The Park was Yanachaga-Chemillen. The biodiversity of the park is amazing! There are 59 species of mammals including this spectacled bear .

on the hike, I ran into a student from the University of Tasmania doing his research for his doctorate. He is doing vascular epiphyte populations. He said that one tree he inventoried contained 129 different species including 41 different orchid species. You can see how dense the epipytes are.

I would have loved to get up into the canopy. The coolest orchids I saw were on material that recently had fallen from the canopy. I saw Maxillaria , Stelis , Oncidiums , Pleuros , and many other genera of orchids. Many not in bloom.
this bird was the only one that stopped for his picture but many beautifully colored ones were seen.

Hanging from a branch was this orchid. It was identified for me but I don't recall the name. Here is a closer pic of it's flower.

There were many beautiful wildflowers including this passion flower , fuscia and this blue tubular one .
this passion flower was stunning!!!

The lichens , mosses and bromiliads were fascinating. I hated to have to turn around before reaching the crest of the mountain but we didn't want to run out of daylight.
I will end this segment with a cute Pleuro
Great Pictures Ron!!

Thanks for sharing! Do you know what Lycaste species the first picture is, or is it a new species?

I suspect that the Lycaste is denningiana. It was collected in the pouring rain and my camera was in the car. The pic was after we got back to the hotel and the flower was pretty banged up by then.
Great pictures!

That Hunleya burtii (I assume that's the species) is stunning!

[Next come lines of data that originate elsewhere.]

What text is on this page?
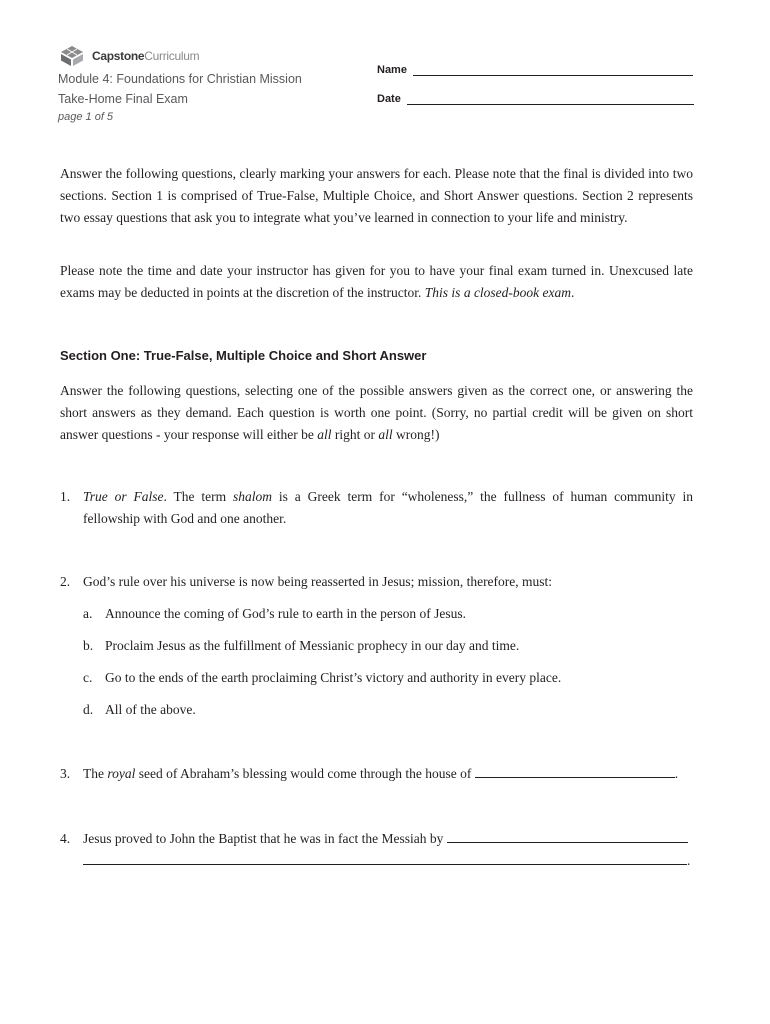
CapstoneCurriculum
Module 4: Foundations for Christian Mission
Take-Home Final Exam
page 1 of 5
Name
Date
Answer the following questions, clearly marking your answers for each. Please note that the final is divided into two sections. Section 1 is comprised of True-False, Multiple Choice, and Short Answer questions. Section 2 represents two essay questions that ask you to integrate what you’ve learned in connection to your life and ministry.
Please note the time and date your instructor has given for you to have your final exam turned in. Unexcused late exams may be deducted in points at the discretion of the instructor. This is a closed-book exam.
Section One: True-False, Multiple Choice and Short Answer
Answer the following questions, selecting one of the possible answers given as the correct one, or answering the short answers as they demand. Each question is worth one point. (Sorry, no partial credit will be given on short answer questions - your response will either be all right or all wrong!)
1. True or False. The term shalom is a Greek term for “wholeness,” the fullness of human community in fellowship with God and one another.
2. God’s rule over his universe is now being reasserted in Jesus; mission, therefore, must:
a. Announce the coming of God’s rule to earth in the person of Jesus.
b. Proclaim Jesus as the fulfillment of Messianic prophecy in our day and time.
c. Go to the ends of the earth proclaiming Christ’s victory and authority in every place.
d. All of the above.
3. The royal seed of Abraham’s blessing would come through the house of	.
4. Jesus proved to John the Baptist that he was in fact the Messiah by
.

And two very interesting Pleurothallids! :)

Great pictures, thanks

If I were in Peru, I wouldn't decide where to watch - down to tropical fishes or up to orchids??
We wore long sleeved shirts due to some of the vegetation being course and irritating. Biting insects at this altitude didn't seem to be an issue. I didn't use my DEET at all. I did get bitten by ants while removing a chid from a tree and something bit me on the hand at another time. That one was swollen and itched for days and I finally took an antihistamine for it.

I did see some leaf cutting ants one day but the pic didn't turn out clear enough to post.
NYEric said:
What was that kid doing in the tree?:poke: Have you catalogued the plants yet? I'm interested in seeing the Plueros.

We cataloged according to genera but many were not in bloom and once bloomed will be cataloged. I am intersted in seeing what we found and if there are any new species. Somewhere I have a pic of Glen up a tree.